Williams, a psychiatrist, lost his first medical license in 1985 after Michigan's Board of Medicine found him guilty of having sex with a patient and fraudulently billing an insurance company for sexual encounters as therapy sessions. Michigan officials denied Williams' requests for reinstatement in 1987, 1989 and 1990.

He later lost an Oklahoma license and a job as chief of mental health services for Oklahoma prisons after being accused of sexually battering and harassing a prison nurse and other female staffers.

Without making mention of Williams' past troubles, UT officials noted in their list of suggestions that Williams "served as chief psychiatrist for the Alabama Department of Corrections for the last nine years."

Alabama prison officials said Williams worked for two private contract-care providers, not the state.

Williams did not return a phone call for comment Wednesday. In earlier interviews, he denied the allegations in Michigan and Oklahoma.

Pages, also a psychiatrist, had his license suspended in 1988 for three years after the Florida Board of Medicine said he had sexually abused a female patient. He denied the accusation.

The board reinstated his license in 1992, restricting him for a while to only treating men. Pages did not return a phone call Wednesday.

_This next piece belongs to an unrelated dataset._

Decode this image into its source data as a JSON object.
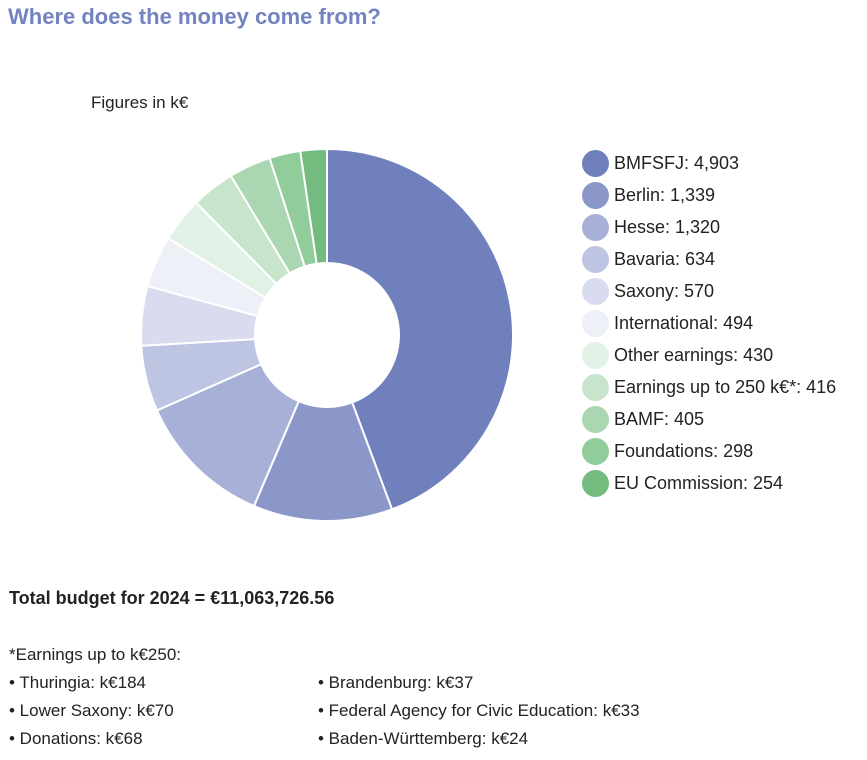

Another recommendation, Dr. Richard Garden, medical director at the Utah State Prison, received in June a nondisciplinary public warning and admonition for alleged negligence in treating a 62-year-old convict who died of pneumonia in 1998, Utah records show.

Garden did not return phone calls for comment.

UT and Health Department officials acknowledged that they did no background checks, but expressed surprise that the doctors with past licensing problems came so highly recommended.

"I would have thought, given the titles and positions of some of these people, that their backgrounds would have been reviewed by their existing and current employers," Guckian said.

The lone remaining candidate is Dr. Steven Shelton, a nationally known correctional physician who has been medical director for the Oregon Department of Corrections for the past decade.

Yudof said the recommended candidates were part of a "raw list" that he assumed would be scrutinized more closely by those who were making the selections.

McBride said that, although Health Department officials didn't envision that as part of their role, "you can bet we'll be doing background checks on everyone now."

Guckian said Wednesday's events will delay the evaluation's completion until late January.